Erneute Abmahnung und Forderung nach Vertragsstrafe
Nur wenige Tage nach der Veröffentlichung mahnte der Kläger die Beklagte erneut ab. Er machte eine Vertragsstrafe geltend, da der Videoclip seiner Ansicht nach gegen die ursprüngliche Unterlassungserklärung verstieß. Das Landgericht Lübeck stand somit vor der Aufgabe, zu beurteilen, ob der 2021 geteilte Videoclip tatsächlich einen Verstoß darstellte.
Die Entscheidung des Landgerichts Lübeck
- Nicht sichergestellt, dass Empfänger Informationen zum Kraftstoffverbrauch und CO2-Emissionen gleichzeitig mit Angaben zur Motorisierung wahrnehmen konnte.
- Möglichkeit, dass dem Videoclip nur kurze Aufmerksamkeit geschenkt wird.
- Einblendung nach 17 Sekunden wird möglicherweise nicht mehr wahrgenommen.
Es sei nämlich möglich, dass dem Videoclip nur eine kurze Aufmerksamkeit geschenkt werde. Eine Einblendung der verpflichtenden Informationen nach 17 Sekunden würde in diesem Fall möglicherweise gar nicht mehr wahrgenommen. Solche Situationen zeigen die Bedeutung einer präzisen Formulierung und Einhaltung von vorbeugenden Unterlassungserklärungen.

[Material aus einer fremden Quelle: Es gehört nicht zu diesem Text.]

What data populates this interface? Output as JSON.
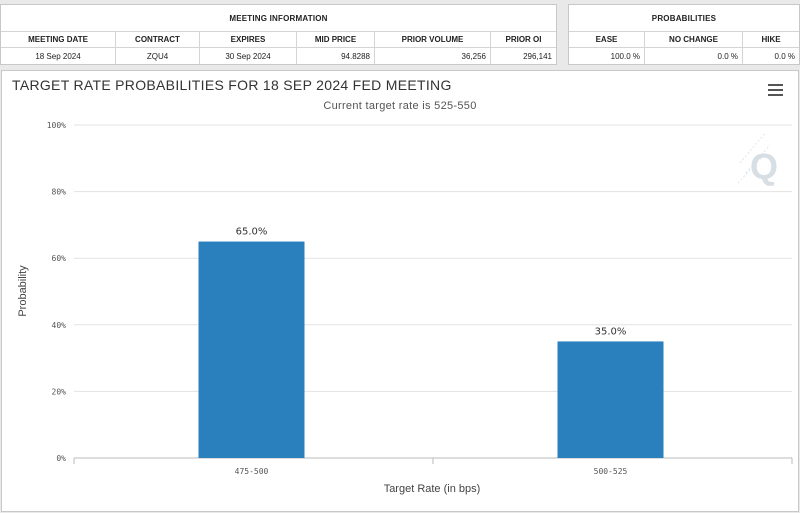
{
  "meeting_info": {
    "title": "MEETING INFORMATION",
    "headers": [
      "MEETING DATE",
      "CONTRACT",
      "EXPIRES",
      "MID PRICE",
      "PRIOR VOLUME",
      "PRIOR OI"
    ],
    "values": [
      "18 Sep 2024",
      "ZQU4",
      "30 Sep 2024",
      "94.8288",
      "36,256",
      "296,141"
    ]
  },
  "probabilities": {
    "title": "PROBABILITIES",
    "headers": [
      "EASE",
      "NO CHANGE",
      "HIKE"
    ],
    "values": [
      "100.0 %",
      "0.0 %",
      "0.0 %"
    ]
  },
  "chart": {
    "title": "TARGET RATE PROBABILITIES FOR 18 SEP 2024 FED MEETING",
    "subtitle": "Current target rate is 525-550",
    "logo_letter": "Q",
    "menu_icon": "hamburger-menu-icon"
  },
  "chart_data": {
    "type": "bar",
    "title": "TARGET RATE PROBABILITIES FOR 18 SEP 2024 FED MEETING",
    "subtitle": "Current target rate is 525-550",
    "categories": [
      "475-500",
      "500-525"
    ],
    "values": [
      65.0,
      35.0
    ],
    "data_labels": [
      "65.0%",
      "35.0%"
    ],
    "xlabel": "Target Rate (in bps)",
    "ylabel": "Probability",
    "ylim": [
      0,
      100
    ],
    "yticks": [
      "0%",
      "20%",
      "40%",
      "60%",
      "80%",
      "100%"
    ],
    "bar_color": "#2a7fbd",
    "grid": true,
    "legend": "none"
  }
}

Argument der "Kerngleichheit"
Das Gericht ließ auch das Argument der Beklagten nicht gelten, dass die Unterlassungserklärung aus dem Jahr 2019 einen konkreten Post betreffe, der mit der nunmehr beanstandeten Werbung nicht identisch sei. Da hier wieder eine Werbung für ein konkretes Auto unter Verstoß gegen Informationspflichten zu Kraftstoffverbrauch und CO2-Emissionen über Facebook verbreitet wurde, sei die Handlung vielmehr „kerngleich“. Dies unterstreicht die weitreichende Gültigkeit von Unterlassungserklärungen.
Konsequenzen des Urteils
Aus den genannten Gründen wurde eine Vertragsstrafe in Höhe von 4.500 EUR festgesetzt. Das Urteil verdeutlicht, wie wichtig es ist, gesetzliche Informationspflichten auch in dynamischen Werbeformaten wie Social Media Videos klar und rechtzeitig zu kommunizieren. Ähnliche Fälle, in denen Verbraucherschutzorganisationen gegen unlautere Geschäftspraktiken vorgehen, finden sich beispielsweise im Urteil der Verbraucherzentrale gegen ein Online-Dating-Portal.
Landgericht Lübeck, Urteil vom 13. Juni 2023, Az.: 13 HKO 36/21.
Hinweis: Die Entscheidung ist nicht rechtskräftig.
Fazit
Das Urteil des Landgerichts Lübeck unterstreicht die strengen Anforderungen an die Transparenz in der Autowerbung. Werbetreibende müssen sicherstellen, dass essenzielle Pflichtangaben wie Kraftstoffverbrauch und CO2-Emissionen für den Verbraucher jederzeit und sofort ersichtlich sind. Dies gilt insbesondere für schnell konsumierbare Medien wie Videoclips in sozialen Netzwerken, um rechtliche Konsequenzen zu vermeiden.